A comparative study of disinfection practices at land-based salmon farms in Norway and North America has found that North American farms use disinfectant more regularly, but the length of time for each application is more consistent in Norway. The authors of the study, at Norwegian research institute Nofima, say that fish farmers could benefit from a more standardised approach.

The Nofima study compared disinfection policies at RAS (recirculating aquaculture systems) in Norway and North America (USA and Canada). In both regions they found that the majority of Norwegian respondents, and more than 90% of the North American respondents, state that they use standardised protocols when disinfecting, and employees receive sufficient training to carry out the procedures.

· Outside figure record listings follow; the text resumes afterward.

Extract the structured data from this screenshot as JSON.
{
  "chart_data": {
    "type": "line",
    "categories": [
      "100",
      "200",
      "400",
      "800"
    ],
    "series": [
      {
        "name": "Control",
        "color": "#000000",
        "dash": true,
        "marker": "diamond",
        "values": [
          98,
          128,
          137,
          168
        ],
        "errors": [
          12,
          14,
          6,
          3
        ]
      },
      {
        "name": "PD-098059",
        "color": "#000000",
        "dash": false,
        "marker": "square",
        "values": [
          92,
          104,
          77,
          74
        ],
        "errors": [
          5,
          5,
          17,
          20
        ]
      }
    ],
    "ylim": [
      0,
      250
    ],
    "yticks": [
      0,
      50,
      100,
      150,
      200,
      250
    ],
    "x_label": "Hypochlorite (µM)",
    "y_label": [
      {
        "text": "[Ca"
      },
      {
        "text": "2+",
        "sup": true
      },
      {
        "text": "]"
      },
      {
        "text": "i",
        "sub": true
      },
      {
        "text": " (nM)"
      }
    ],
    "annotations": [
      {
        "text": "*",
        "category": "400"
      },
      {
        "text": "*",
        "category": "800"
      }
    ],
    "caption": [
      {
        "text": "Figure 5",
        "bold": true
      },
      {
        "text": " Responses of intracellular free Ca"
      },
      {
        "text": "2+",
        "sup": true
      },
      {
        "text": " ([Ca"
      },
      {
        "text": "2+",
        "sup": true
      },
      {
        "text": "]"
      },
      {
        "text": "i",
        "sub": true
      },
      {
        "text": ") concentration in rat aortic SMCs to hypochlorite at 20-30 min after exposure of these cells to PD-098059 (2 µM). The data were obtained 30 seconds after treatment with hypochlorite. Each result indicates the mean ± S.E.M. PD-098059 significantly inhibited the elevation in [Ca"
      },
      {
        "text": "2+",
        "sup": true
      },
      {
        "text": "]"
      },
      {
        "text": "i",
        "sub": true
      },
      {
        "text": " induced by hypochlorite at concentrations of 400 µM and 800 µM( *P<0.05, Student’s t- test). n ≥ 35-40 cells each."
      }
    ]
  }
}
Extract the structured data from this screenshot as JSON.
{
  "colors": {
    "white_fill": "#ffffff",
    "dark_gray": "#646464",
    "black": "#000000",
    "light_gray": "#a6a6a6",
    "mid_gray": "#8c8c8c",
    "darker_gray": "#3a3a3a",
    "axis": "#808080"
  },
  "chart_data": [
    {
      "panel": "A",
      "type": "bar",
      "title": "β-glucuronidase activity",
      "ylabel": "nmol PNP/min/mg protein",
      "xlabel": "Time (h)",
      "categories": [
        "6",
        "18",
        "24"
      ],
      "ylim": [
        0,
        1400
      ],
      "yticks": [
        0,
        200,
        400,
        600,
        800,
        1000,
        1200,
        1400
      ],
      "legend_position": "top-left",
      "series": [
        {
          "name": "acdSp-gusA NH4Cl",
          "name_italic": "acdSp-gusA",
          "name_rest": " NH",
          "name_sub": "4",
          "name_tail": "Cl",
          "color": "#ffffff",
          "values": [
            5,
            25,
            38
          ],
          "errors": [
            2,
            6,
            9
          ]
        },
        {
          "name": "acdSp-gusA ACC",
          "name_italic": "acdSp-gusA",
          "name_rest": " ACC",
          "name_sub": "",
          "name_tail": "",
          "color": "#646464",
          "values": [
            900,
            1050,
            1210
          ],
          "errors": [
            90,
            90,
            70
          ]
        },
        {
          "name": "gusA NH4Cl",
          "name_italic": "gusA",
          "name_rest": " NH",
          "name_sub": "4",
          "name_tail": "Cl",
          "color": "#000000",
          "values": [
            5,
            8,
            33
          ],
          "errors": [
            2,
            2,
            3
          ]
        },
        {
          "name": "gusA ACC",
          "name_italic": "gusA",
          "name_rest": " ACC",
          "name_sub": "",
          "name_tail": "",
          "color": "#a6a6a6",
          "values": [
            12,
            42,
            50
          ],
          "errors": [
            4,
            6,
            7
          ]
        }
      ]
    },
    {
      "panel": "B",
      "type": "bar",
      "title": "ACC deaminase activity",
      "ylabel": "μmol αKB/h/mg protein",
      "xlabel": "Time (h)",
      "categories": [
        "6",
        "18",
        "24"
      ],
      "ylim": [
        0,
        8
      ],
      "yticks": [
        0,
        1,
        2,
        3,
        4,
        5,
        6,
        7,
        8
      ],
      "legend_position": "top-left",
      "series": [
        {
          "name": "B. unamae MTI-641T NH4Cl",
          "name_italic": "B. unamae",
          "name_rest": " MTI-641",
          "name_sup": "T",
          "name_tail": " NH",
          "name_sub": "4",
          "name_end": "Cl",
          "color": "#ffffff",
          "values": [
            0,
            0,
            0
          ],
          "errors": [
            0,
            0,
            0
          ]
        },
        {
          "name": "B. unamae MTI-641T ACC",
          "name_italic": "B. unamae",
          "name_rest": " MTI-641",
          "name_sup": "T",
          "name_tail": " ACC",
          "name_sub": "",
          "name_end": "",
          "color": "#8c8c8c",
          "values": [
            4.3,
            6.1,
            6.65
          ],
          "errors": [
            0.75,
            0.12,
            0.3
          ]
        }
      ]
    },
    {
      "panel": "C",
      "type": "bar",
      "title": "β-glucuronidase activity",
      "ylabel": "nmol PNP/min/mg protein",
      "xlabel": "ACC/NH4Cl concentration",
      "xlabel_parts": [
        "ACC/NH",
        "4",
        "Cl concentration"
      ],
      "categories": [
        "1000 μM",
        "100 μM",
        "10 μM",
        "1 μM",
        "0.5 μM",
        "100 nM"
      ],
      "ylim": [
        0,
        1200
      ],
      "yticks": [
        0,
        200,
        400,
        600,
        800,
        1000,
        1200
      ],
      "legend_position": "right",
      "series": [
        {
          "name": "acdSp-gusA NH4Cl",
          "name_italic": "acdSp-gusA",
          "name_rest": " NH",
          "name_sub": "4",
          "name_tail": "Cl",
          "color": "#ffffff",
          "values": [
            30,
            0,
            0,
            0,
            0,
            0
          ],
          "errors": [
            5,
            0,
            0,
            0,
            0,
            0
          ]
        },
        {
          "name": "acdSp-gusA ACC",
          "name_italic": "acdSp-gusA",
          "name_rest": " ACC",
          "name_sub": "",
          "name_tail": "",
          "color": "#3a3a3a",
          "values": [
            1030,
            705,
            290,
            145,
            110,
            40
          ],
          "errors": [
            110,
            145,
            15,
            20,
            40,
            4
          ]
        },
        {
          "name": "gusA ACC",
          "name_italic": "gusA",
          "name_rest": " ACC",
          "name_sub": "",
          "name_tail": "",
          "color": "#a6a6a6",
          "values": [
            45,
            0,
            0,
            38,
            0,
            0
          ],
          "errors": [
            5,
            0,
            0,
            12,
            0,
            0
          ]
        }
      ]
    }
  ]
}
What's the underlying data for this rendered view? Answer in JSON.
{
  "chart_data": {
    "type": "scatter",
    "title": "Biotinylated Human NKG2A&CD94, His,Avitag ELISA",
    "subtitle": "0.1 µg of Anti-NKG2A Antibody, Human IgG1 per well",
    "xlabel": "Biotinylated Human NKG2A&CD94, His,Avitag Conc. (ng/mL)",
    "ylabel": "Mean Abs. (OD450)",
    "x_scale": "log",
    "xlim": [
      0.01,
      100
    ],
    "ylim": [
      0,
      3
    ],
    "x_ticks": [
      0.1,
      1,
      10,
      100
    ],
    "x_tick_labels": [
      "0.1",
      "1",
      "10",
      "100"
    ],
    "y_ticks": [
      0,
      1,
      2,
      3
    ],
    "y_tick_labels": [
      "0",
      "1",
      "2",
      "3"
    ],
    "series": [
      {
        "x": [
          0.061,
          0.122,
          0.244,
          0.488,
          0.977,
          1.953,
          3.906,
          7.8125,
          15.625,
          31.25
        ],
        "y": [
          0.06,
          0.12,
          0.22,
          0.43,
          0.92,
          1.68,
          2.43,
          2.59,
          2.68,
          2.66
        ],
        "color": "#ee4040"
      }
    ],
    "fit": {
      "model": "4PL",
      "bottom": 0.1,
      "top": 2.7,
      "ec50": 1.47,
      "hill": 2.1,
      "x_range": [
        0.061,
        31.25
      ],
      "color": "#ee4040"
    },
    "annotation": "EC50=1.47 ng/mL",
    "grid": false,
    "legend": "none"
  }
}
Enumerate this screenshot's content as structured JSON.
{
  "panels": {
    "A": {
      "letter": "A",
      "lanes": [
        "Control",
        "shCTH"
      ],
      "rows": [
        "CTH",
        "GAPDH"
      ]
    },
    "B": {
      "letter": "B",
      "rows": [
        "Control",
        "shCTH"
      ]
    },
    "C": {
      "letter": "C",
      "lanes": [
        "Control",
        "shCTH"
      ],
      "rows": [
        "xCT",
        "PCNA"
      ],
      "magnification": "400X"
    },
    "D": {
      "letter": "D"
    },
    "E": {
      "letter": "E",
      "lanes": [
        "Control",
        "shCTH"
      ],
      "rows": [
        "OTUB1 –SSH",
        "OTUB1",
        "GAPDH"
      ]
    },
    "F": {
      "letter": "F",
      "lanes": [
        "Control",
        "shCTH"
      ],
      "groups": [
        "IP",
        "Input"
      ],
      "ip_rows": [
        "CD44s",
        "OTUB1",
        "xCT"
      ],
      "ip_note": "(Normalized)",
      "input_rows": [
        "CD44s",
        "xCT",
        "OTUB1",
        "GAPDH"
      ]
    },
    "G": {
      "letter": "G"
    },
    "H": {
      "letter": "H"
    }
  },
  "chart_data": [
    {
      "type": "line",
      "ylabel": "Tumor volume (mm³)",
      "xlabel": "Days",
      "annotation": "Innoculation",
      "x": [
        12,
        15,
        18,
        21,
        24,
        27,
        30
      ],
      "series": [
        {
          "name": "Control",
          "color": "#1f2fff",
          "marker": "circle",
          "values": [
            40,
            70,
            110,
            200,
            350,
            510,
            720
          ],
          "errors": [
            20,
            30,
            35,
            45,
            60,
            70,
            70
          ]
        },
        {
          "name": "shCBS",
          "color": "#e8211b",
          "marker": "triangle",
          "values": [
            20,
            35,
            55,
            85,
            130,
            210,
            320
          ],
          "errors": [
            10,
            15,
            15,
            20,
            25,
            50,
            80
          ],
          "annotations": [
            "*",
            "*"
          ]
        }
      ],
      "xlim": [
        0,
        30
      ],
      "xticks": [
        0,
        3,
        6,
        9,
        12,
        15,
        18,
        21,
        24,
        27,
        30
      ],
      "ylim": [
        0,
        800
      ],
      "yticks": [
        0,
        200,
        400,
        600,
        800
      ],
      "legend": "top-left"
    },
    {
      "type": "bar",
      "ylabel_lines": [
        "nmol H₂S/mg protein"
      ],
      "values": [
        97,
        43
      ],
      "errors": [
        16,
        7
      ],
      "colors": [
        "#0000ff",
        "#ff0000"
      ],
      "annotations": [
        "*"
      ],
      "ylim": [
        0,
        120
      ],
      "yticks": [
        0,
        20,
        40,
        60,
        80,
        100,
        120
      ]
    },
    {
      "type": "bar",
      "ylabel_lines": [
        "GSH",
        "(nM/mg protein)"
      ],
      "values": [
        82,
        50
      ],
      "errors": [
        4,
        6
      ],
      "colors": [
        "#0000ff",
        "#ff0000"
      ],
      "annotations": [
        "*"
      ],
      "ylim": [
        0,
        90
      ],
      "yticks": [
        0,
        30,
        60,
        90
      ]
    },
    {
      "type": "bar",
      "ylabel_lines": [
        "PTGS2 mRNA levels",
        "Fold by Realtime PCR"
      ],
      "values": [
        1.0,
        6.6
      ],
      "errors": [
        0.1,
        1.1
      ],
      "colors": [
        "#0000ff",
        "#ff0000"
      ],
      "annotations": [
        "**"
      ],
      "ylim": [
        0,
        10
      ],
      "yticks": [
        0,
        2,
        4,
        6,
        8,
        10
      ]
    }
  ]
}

All respondents said that effectiveness against pathogens and user safety are the main criteria for choice of disinfectant.

Approximately 40% of Norwegian respondents state that they disinfect tanks and pipes after each production cycle, while 60% of North American respondents do the same.

The period of contact with the disinfectant varies between 12 and 24 hours at the Norwegian facilities, while there are greater variations in North America. There, the period of contact is from 1 to 24 hours.

Nofima’s Carlo C. Lazado, a co-author of the study with Chris Good of The Conservation Fund’s Freshwater Institute, said: “Greater variation in the period of contact may indicate that they have more structured strategies, and somewhat more experience regarding the effect of disinfection. This is reflected in the fact that most facilities in North America have longer operating time compared to the Norwegian ones.”

A number of different disinfectants are used in all facilities, the study found. In Norway, peracetic acid-based disinfectant is mainly used, but also chlorine. In North American facilities, chlorine and sodium hypochlorite is predominantly used. The researchers say the difference may be due to the fact that far more products based on peracetic acid are approved in Norway, compared with those based on chlorine.

In both regions, the study found that operators have standardised procedures, but these have not been validated by research into their comparative efficiency at dealing with pathogens.

The researchers said that they hope that their study will help to encourage the development of benchmarks leading to a set of universal guidelines for disinfection in RAS facilities.